La doctrine de Nietzsche dans son ensemble est beaucoup plus systématique et unifiée qu’il n’y paraît d’abord. Les obscurités et les contradictions, concernant notamment la conception de la volonté de puissance, ne proviennent donc pas de la méthode stylistique de Nietzsche (qui écrit le plus souvent par aphorismes) mais de la définition même de cette « volonté ».

Nietzsche fait la critique des contenus de conscience, et notamment de cette pseudo-réalité intérieure que serait la volonté, pensée comme libre arbitre et pouvoir de décision. La volonté de puissance ne saurait donc être un vouloir : à ce titre, elle ne serait qu’une illusion. Et Nietzsche lui-même confirme cette idée : la conscience n’est qu’instinct, la volonté vers la puissance n’est donc qu’un instinct.

Cet instinct est vital : ambitieux et cruel, il poursuit sa propre affirmation.

Mais c’est ici que surgit l’obscurité ou la contradiction : pourquoi cet instinct désire-t-il une morale pour « les esprits supérieurs » ?Pourquoi désire-t-il respecter « le grand style » en philosophie ou en politique ? Plus précisément, comment peut-on comprendre que cet instinct cruel poursuive le bonheur et l’éternité du «Grand Midi », la grande lumière de la lucidité heureuse et libre ? Tout le « geste » nietzschéen d’affirmation de la vie et du bonheur, affirmation effectivement présente dans son œuvre et séduisante au premier abord, comment peut-il être effectué par un simple instinct vital caché au fond du corps et masqué derrière une conscience illusoire?

Le retour éternel, comme le bonheur somptueux, constituent de véritables points de doctrine : mais comment un instinct vital peut-il formuler une doctrine ? N’a-t-on pas dit que les concepts sont trompeurs, pures métaphores consolatrices ou dominatrices ? S’il en est ainsi, c’est toute la doctrine du retour éternel et du bonheur solaire qui s’effondre dans l’illusion, si elle n’a pas encore succombé devant la contradiction d’un bonheur désirant la souffrance et la destruction.

À la vérité, c’est l’œuvre entière de Nietzsche qui se détruit par elle-même en faisant de toute pensée une illusion et de tout individu un système d’instincts masquant mal leur concurrence et leur morcellement.

On se trouve à la fin confronté à l’ultime question : si l’individu n’est qu’instinct vital, si les idéaux sont des illusions, si la conscience n’est ni un être ni une identité, qui donc a écrit l’œuvre de Nietzsche ? Et que serait l’homme supérieur de l’avenir ? Le Surhomme sera-t-il un instinct cruel et une illusion ? Si ce n’est pas le cas, qui donc possède le savoir suffisant pour en annoncer la venue et en donner la définition ? Il semble bien que ce soit Nietzsche : mais n’est-il pas, lui aussi, instinct vital et illusion ?

Reconnaissons-le : la doctrine de Nietzsche rend Nietzsche impossible parce qu’elle l’exclut d’elle-même.

En effet, par la doctrine du retour éternel de toutes choses, les individualités, fussent-elles « supérieures », sont emportées par le mouvement du tout.

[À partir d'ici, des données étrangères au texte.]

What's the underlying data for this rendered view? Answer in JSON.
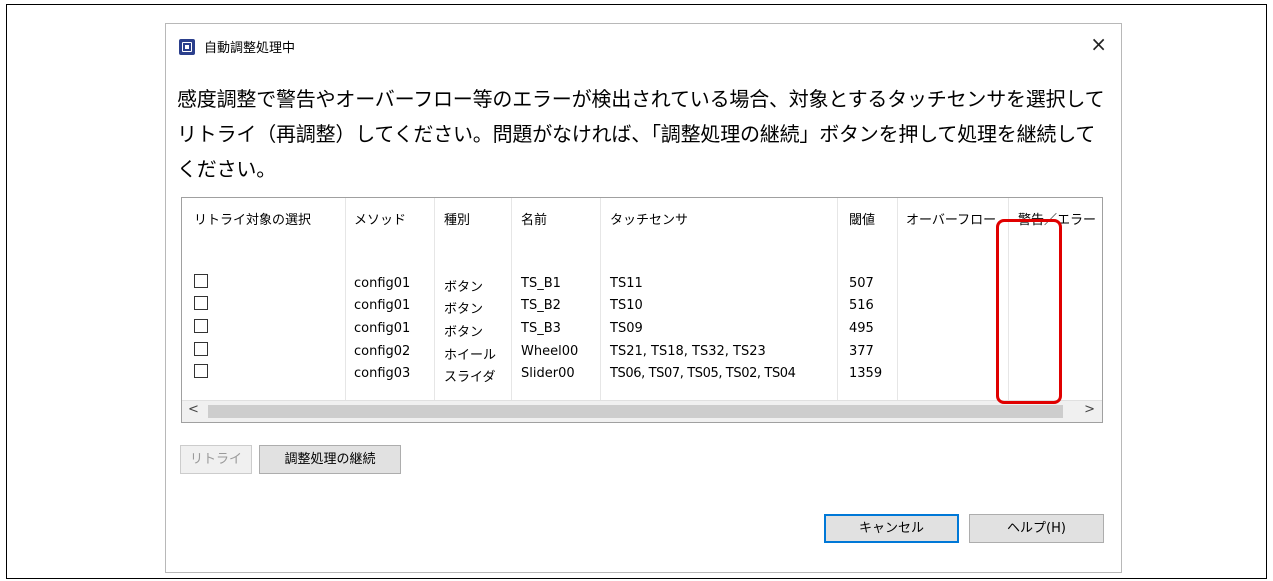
{
  "dialog": {
    "title": "自動調整処理中",
    "close_glyph": "×",
    "description": "感度調整で警告やオーバーフロー等のエラーが検出されている場合、対象とするタッチセンサを選択してリトライ（再調整）してください。問題がなければ、「調整処理の継続」ボタンを押して処理を継続してください。"
  },
  "table": {
    "headers": [
      "リトライ対象の選択",
      "メソッド",
      "種別",
      "名前",
      "タッチセンサ",
      "閾値",
      "オーバーフロー",
      "警告／エラー"
    ],
    "rows": [
      {
        "method": "config01",
        "type": "ボタン",
        "name": "TS_B1",
        "sensor": "TS11",
        "threshold": "507"
      },
      {
        "method": "config01",
        "type": "ボタン",
        "name": "TS_B2",
        "sensor": "TS10",
        "threshold": "516"
      },
      {
        "method": "config01",
        "type": "ボタン",
        "name": "TS_B3",
        "sensor": "TS09",
        "threshold": "495"
      },
      {
        "method": "config02",
        "type": "ホイール",
        "name": "Wheel00",
        "sensor": "TS21, TS18, TS32, TS23",
        "threshold": "377"
      },
      {
        "method": "config03",
        "type": "スライダ",
        "name": "Slider00",
        "sensor": "TS06, TS07, TS05, TS02, TS04",
        "threshold": "1359"
      }
    ],
    "scroll_left_glyph": "<",
    "scroll_right_glyph": ">"
  },
  "buttons": {
    "retry": "リトライ",
    "continue": "調整処理の継続",
    "cancel": "キャンセル",
    "help": "ヘルプ(H)"
  },
  "colors": {
    "highlight": "#e00000",
    "title_icon": "#2b3f8c",
    "default_button_border": "#0078d7"
  }
}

Et le retour périodique de ces individualités ne leur confère aucune réalité ni aucun statut ontologique puisque tout individu conscient n’est qu’un phénomène illusoire, simple résultat involontaire d’une inconnaissable volonté de puissance.

Quoi qu’il en soit de la place de Nietzsche lui-même dans son propre système, celui-ci comporte une dernière difficulté. La fonction explicative conférée à la volonté de puissance n’est en réalité qu’une impossible gageure : chargée de rendre compte, à leur source, de toutes les actions des individus, et de tous les contenus de leur conscience, ces individus et ces contenus, c’est-à-dire en fait les différents moi concrets, ou bien perdent leur spécificité, ou bien suppriment la volonté de puissance. D’une part, en effet, cette « volonté » dont l’essence serait uniforme et sans équivoque supprimerait les spécificités individuelles; la volonté est alors un concept-force qui, réduisant tous les « moi » à un seul fait fondamental, les annihile en fait. Le réductionnisme, la réduction du multiple à une seule cause une et identique, supprime ce multiple et méconnaît en fait la réalité.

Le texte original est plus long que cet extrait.